Mireille Cukier-Jakubowicz naît le 4 mai 1957. Les Fées de service ce jour-là autour de son berceau lui font don de l'amour de la Littérature, de la Musique et d'une sensibilité à fleur de peau.
Enfant, elle dévore les livres et, à l'âge de 6 ans, elle « compose » sa première chanson, puis commence à écrire des textes et des poèmes, en majorité en rapport direct avec son vécu.

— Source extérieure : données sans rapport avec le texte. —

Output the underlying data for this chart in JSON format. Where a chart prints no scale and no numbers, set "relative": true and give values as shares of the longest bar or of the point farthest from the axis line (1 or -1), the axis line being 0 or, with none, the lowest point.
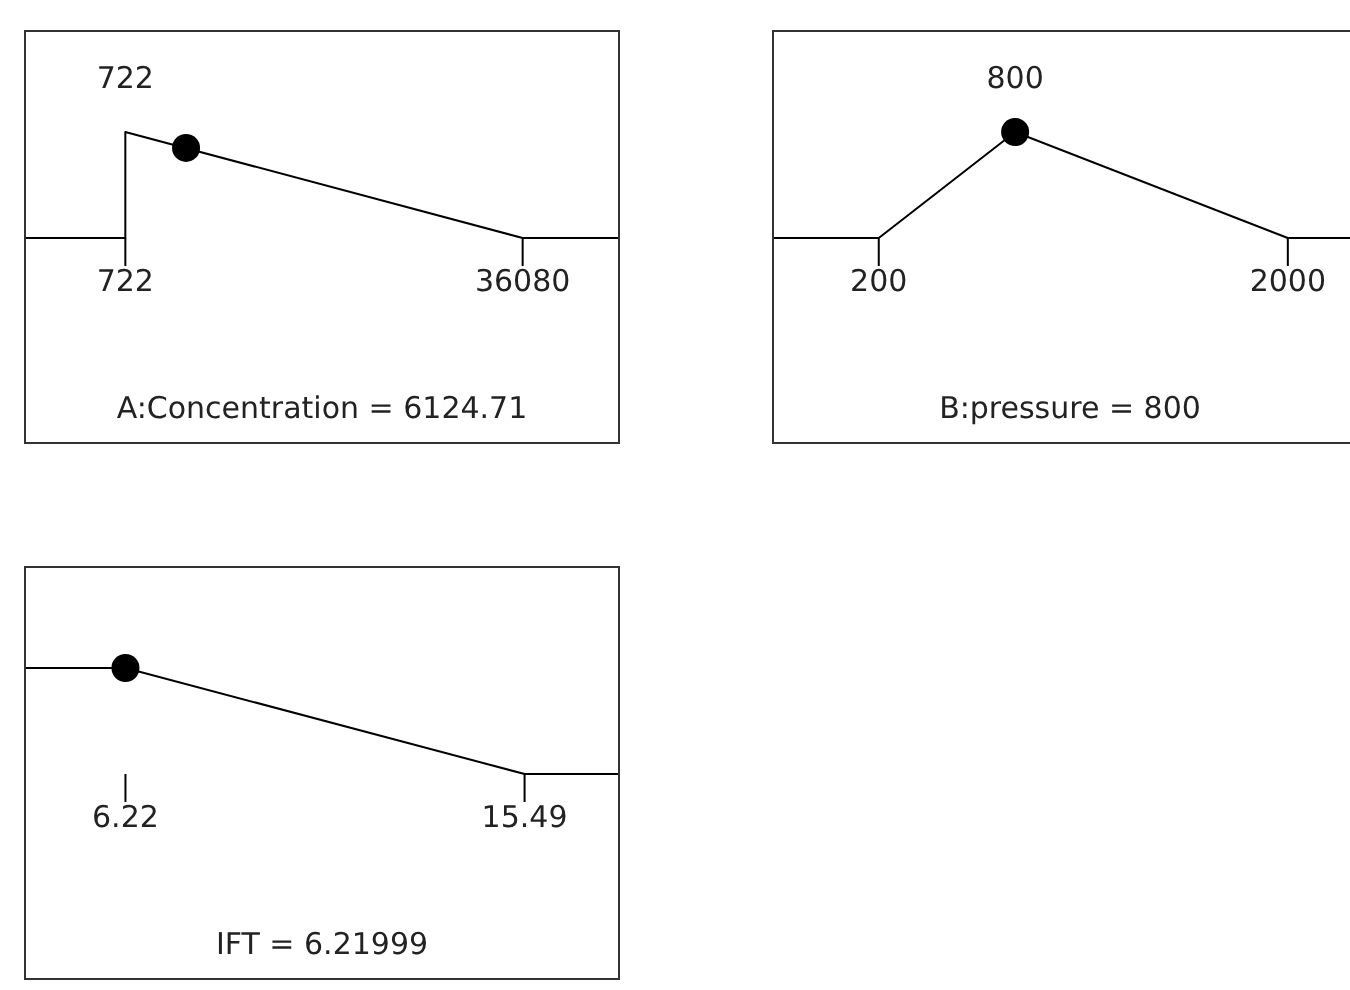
{
  "chart_data": [
    {
      "type": "line",
      "relative": true,
      "xlabel": "A:Concentration = 6124.71",
      "xlim": [
        -8118,
        44566
      ],
      "xticks": [
        722,
        36080
      ],
      "annotations": [
        {
          "text": "722",
          "x": 722,
          "y": 1
        }
      ],
      "series": [
        {
          "color": "#000000",
          "marker": "none",
          "x": [
            -8118,
            722,
            722,
            36080,
            44566
          ],
          "values": [
            0,
            0,
            1,
            0,
            0
          ]
        },
        {
          "type": "scatter",
          "color": "#000000",
          "marker": "circle",
          "x": [
            6124.71
          ],
          "values": [
            0.85
          ]
        }
      ]
    },
    {
      "type": "line",
      "relative": true,
      "xlabel": "B:pressure = 800",
      "xlim": [
        -261,
        2344
      ],
      "xticks": [
        200,
        2000
      ],
      "annotations": [
        {
          "text": "800",
          "x": 800,
          "y": 1
        }
      ],
      "series": [
        {
          "color": "#000000",
          "marker": "none",
          "x": [
            -261,
            200,
            800,
            2000,
            2344
          ],
          "values": [
            0,
            0,
            1,
            0,
            0
          ]
        },
        {
          "type": "scatter",
          "color": "#000000",
          "marker": "circle",
          "x": [
            800
          ],
          "values": [
            1
          ]
        }
      ]
    },
    {
      "type": "line",
      "relative": true,
      "xlabel": "IFT = 6.21999",
      "xlim": [
        3.91,
        17.66
      ],
      "xticks": [
        6.22,
        15.49
      ],
      "series": [
        {
          "color": "#000000",
          "marker": "none",
          "x": [
            3.91,
            6.22,
            15.49,
            17.66
          ],
          "values": [
            1,
            1,
            0,
            0
          ]
        },
        {
          "type": "scatter",
          "color": "#000000",
          "marker": "circle",
          "x": [
            6.21999
          ],
          "values": [
            1
          ]
        }
      ]
    }
  ]
}
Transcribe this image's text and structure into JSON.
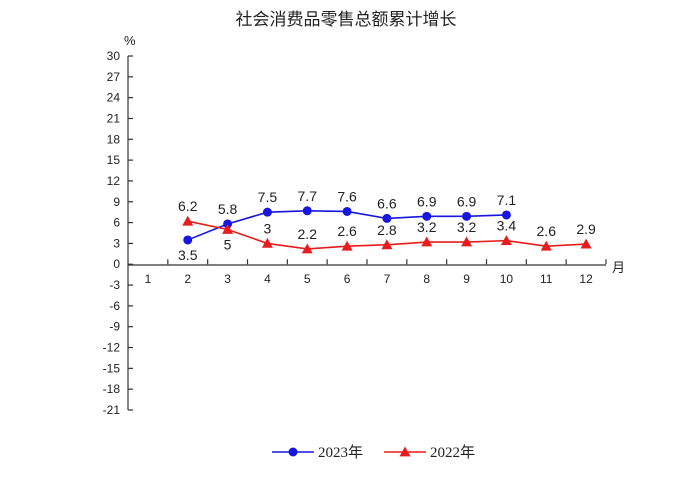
{
  "chart_data": {
    "type": "line",
    "title": "社会消费品零售总额累计增长",
    "ylabel": "%",
    "xlabel": "月",
    "categories": [
      "1",
      "2",
      "3",
      "4",
      "5",
      "6",
      "7",
      "8",
      "9",
      "10",
      "11",
      "12"
    ],
    "ylim": [
      -21,
      30
    ],
    "yticks": [
      30,
      27,
      24,
      21,
      18,
      15,
      12,
      9,
      6,
      3,
      0,
      -3,
      -6,
      -9,
      -12,
      -15,
      -18,
      -21
    ],
    "legend_position": "bottom",
    "series": [
      {
        "name": "2023年",
        "color": "#1616e0",
        "marker": "circle",
        "x": [
          "2",
          "3",
          "4",
          "5",
          "6",
          "7",
          "8",
          "9",
          "10"
        ],
        "values": [
          3.5,
          5.8,
          7.5,
          7.7,
          7.6,
          6.6,
          6.9,
          6.9,
          7.1
        ],
        "label_position": [
          "below",
          "above",
          "above",
          "above",
          "above",
          "above",
          "above",
          "above",
          "above"
        ]
      },
      {
        "name": "2022年",
        "color": "#e81c1c",
        "marker": "triangle",
        "x": [
          "2",
          "3",
          "4",
          "5",
          "6",
          "7",
          "8",
          "9",
          "10",
          "11",
          "12"
        ],
        "values": [
          6.2,
          5,
          3,
          2.2,
          2.6,
          2.8,
          3.2,
          3.2,
          3.4,
          2.6,
          2.9
        ],
        "label_position": [
          "above",
          "below",
          "above",
          "above",
          "above",
          "above",
          "above",
          "above",
          "above",
          "above",
          "above"
        ]
      }
    ]
  }
}
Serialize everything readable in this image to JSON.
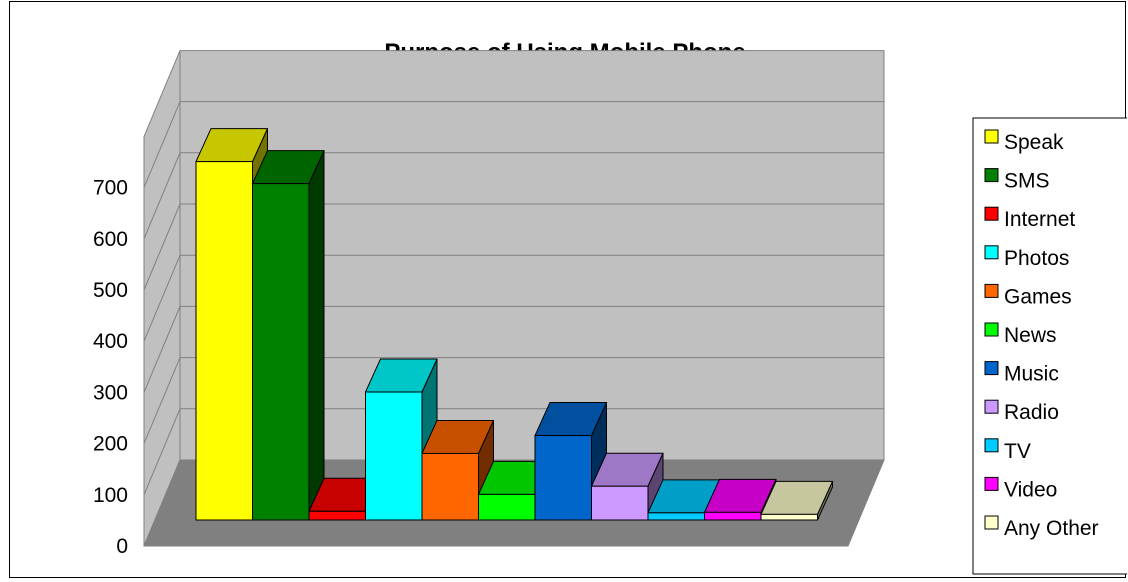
{
  "chart_data": {
    "type": "bar",
    "title": "Purpose of Using Mobile Phone",
    "xlabel": "",
    "ylabel": "",
    "ylim": [
      0,
      700
    ],
    "yticks": [
      0,
      100,
      200,
      300,
      400,
      500,
      600,
      700
    ],
    "grid": true,
    "three_d": true,
    "legend_position": "right",
    "series": [
      {
        "name": "Speak",
        "value": 700,
        "color": "#ffff00"
      },
      {
        "name": "SMS",
        "value": 657,
        "color": "#008000"
      },
      {
        "name": "Internet",
        "value": 17,
        "color": "#ff0000"
      },
      {
        "name": "Photos",
        "value": 250,
        "color": "#00ffff"
      },
      {
        "name": "Games",
        "value": 130,
        "color": "#ff6600"
      },
      {
        "name": "News",
        "value": 50,
        "color": "#00ff00"
      },
      {
        "name": "Music",
        "value": 165,
        "color": "#0066cc"
      },
      {
        "name": "Radio",
        "value": 66,
        "color": "#cc99ff"
      },
      {
        "name": "TV",
        "value": 14,
        "color": "#00ccff"
      },
      {
        "name": "Video",
        "value": 15,
        "color": "#ff00ff"
      },
      {
        "name": "Any Other",
        "value": 11,
        "color": "#ffffcc"
      }
    ]
  }
}
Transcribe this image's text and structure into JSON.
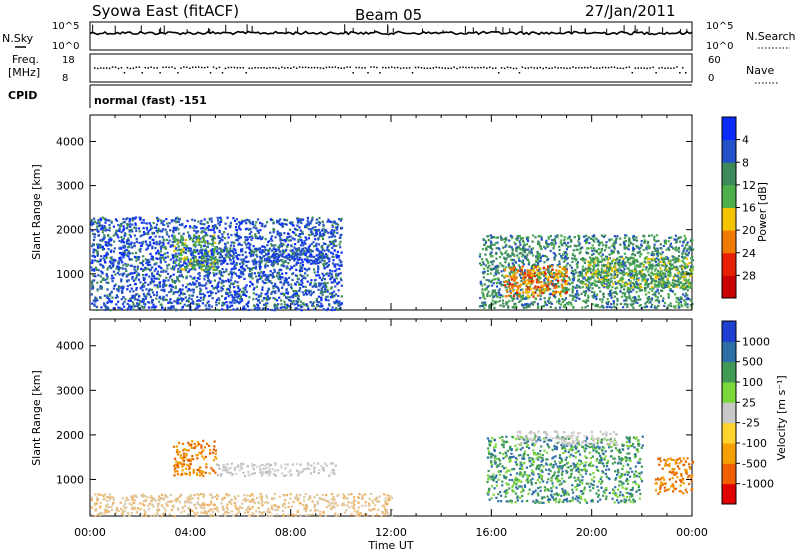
{
  "header": {
    "station": "Syowa East (fitACF)",
    "beam": "Beam 05",
    "date": "27/Jan/2011"
  },
  "strip": {
    "nsky_label": "N.Sky",
    "nsky_ticks": [
      "10^5",
      "10^0"
    ],
    "nsearch_label": "N.Search",
    "nsearch_ticks": [
      "10^5",
      "10^0"
    ],
    "freq_label_line1": "Freq.",
    "freq_label_line2": "[MHz]",
    "freq_ticks": [
      "18",
      "8"
    ],
    "nave_label": "Nave",
    "nave_ticks": [
      "60",
      "0"
    ],
    "cpid_label": "CPID",
    "cpid_text": "normal (fast) -151"
  },
  "chart_data": [
    {
      "type": "heatmap",
      "title": "",
      "xlabel": "Time UT",
      "ylabel": "Slant Range [km]",
      "x_ticks": [
        "00:00",
        "04:00",
        "08:00",
        "12:00",
        "16:00",
        "20:00",
        "00:00"
      ],
      "xlim_hours": [
        0,
        24
      ],
      "y_ticks": [
        1000,
        2000,
        3000,
        4000
      ],
      "ylim": [
        180,
        4600
      ],
      "colorbar": {
        "label": "Power [dB]",
        "ticks": [
          "4",
          "8",
          "12",
          "16",
          "20",
          "24",
          "28"
        ],
        "colors": [
          "#0a2bff",
          "#2450c8",
          "#3c8a5a",
          "#4db04a",
          "#f5c400",
          "#f07a00",
          "#e62000",
          "#c80000"
        ]
      },
      "echo_regions": [
        {
          "t0": 0.0,
          "t1": 10.0,
          "r0": 200,
          "r1": 2300,
          "level": 1
        },
        {
          "t0": 3.3,
          "t1": 5.0,
          "r0": 1100,
          "r1": 1900,
          "level": 3
        },
        {
          "t0": 4.0,
          "t1": 9.5,
          "r0": 1250,
          "r1": 1600,
          "level": 1
        },
        {
          "t0": 15.5,
          "t1": 24.0,
          "r0": 250,
          "r1": 1900,
          "level": 2
        },
        {
          "t0": 16.5,
          "t1": 19.0,
          "r0": 500,
          "r1": 1200,
          "level": 5
        },
        {
          "t0": 19.5,
          "t1": 24.0,
          "r0": 700,
          "r1": 1400,
          "level": 3
        }
      ]
    },
    {
      "type": "heatmap",
      "title": "",
      "xlabel": "Time UT",
      "ylabel": "Slant Range [km]",
      "x_ticks": [
        "00:00",
        "04:00",
        "08:00",
        "12:00",
        "16:00",
        "20:00",
        "00:00"
      ],
      "xlim_hours": [
        0,
        24
      ],
      "y_ticks": [
        1000,
        2000,
        3000,
        4000
      ],
      "ylim": [
        180,
        4600
      ],
      "colorbar": {
        "label": "Velocity [m s⁻¹]",
        "ticks": [
          "1000",
          "500",
          "100",
          "25",
          "-25",
          "-100",
          "-500",
          "-1000"
        ],
        "colors": [
          "#1f3fd0",
          "#2f6fa8",
          "#3f9a55",
          "#7ad63a",
          "#c8c8c8",
          "#ffd22e",
          "#f5a000",
          "#f06000",
          "#e00000"
        ]
      },
      "echo_regions": [
        {
          "t0": 3.3,
          "t1": 5.0,
          "r0": 1100,
          "r1": 1900,
          "level": "orange"
        },
        {
          "t0": 5.0,
          "t1": 9.8,
          "r0": 1100,
          "r1": 1400,
          "level": "gray"
        },
        {
          "t0": 0.0,
          "t1": 12.0,
          "r0": 200,
          "r1": 700,
          "level": "tan"
        },
        {
          "t0": 15.8,
          "t1": 22.0,
          "r0": 500,
          "r1": 2000,
          "level": "green"
        },
        {
          "t0": 17.0,
          "t1": 21.0,
          "r0": 1800,
          "r1": 2100,
          "level": "gray"
        },
        {
          "t0": 22.5,
          "t1": 24.0,
          "r0": 700,
          "r1": 1500,
          "level": "orange"
        }
      ]
    }
  ]
}
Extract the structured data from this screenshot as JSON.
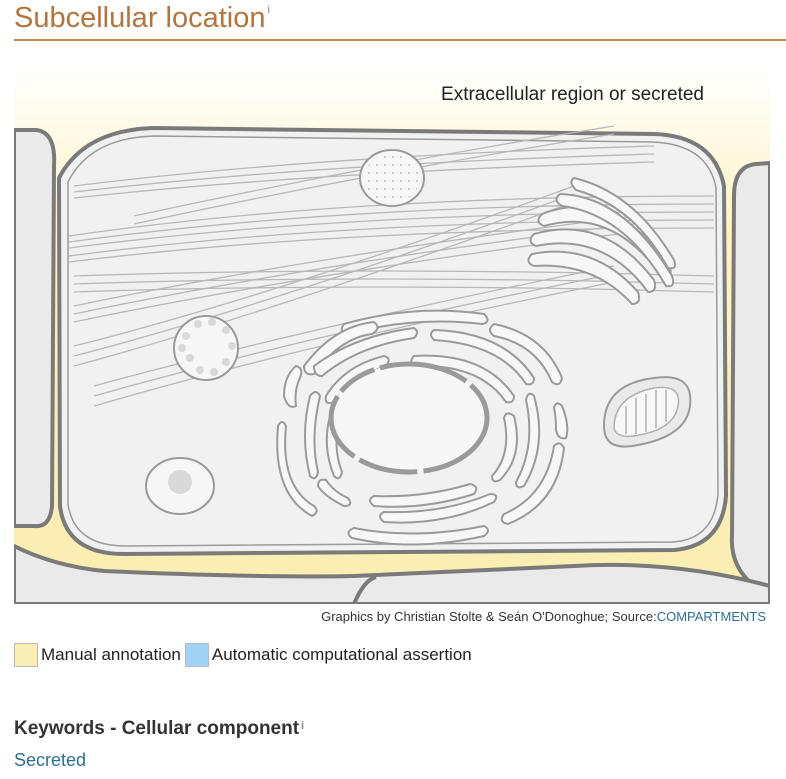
{
  "section": {
    "title": "Subcellular location",
    "info_marker": "i"
  },
  "figure": {
    "region_label": "Extracellular region or secreted",
    "credit_text": "Graphics by Christian Stolte & Seán O'Donoghue; Source:",
    "credit_link": "COMPARTMENTS"
  },
  "legend": {
    "manual": {
      "label": "Manual annotation",
      "color": "#fbeeb2"
    },
    "automatic": {
      "label": "Automatic computational assertion",
      "color": "#9fd3f7"
    }
  },
  "keywords": {
    "title": "Keywords - Cellular component",
    "info_marker": "i",
    "items": [
      "Secreted"
    ]
  },
  "colors": {
    "title": "#b5743a",
    "link": "#2a6f94",
    "highlight": "#fbeeb2"
  }
}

Particulièrement concernée et déchirée par le conflit israélo-palestinien, qui la touche de près, elle essaie, avec sa plume, de faire passer le message auquel elle veut encore croire : « il existe un autre chemin que celui de la violence, il est possible de vivre ensemble. Surtout, et avant tout, apprenons à nous connaître... ».
Avec ce recueil, véritable cri pour la paix, dans lequel cohabitent symboliquement trois langues, elle lance un appel à tous ceux qui, impliqués dans cette guerre sans fin, en souffrent dans leur existence de tous les jours. Un appel au dialogue. Un appel à la réconciliation.
« Si, ensemble, nous partageons le même rêve, ensemble, nous pouvons lui donner vie. Car, au-delà des croyances et des religions, au-delà de la haine et de la violence, au-delà de tout ce qui semble les séparer, il n'y a, somme toute, que des hommes et des femmes avec leurs doutes, leurs craintes et leurs espoirs. Des êtres humains qui se ressemblent et qui auraient, s'ils le voulaient, tant de belles choses à réaliser ensemble... ».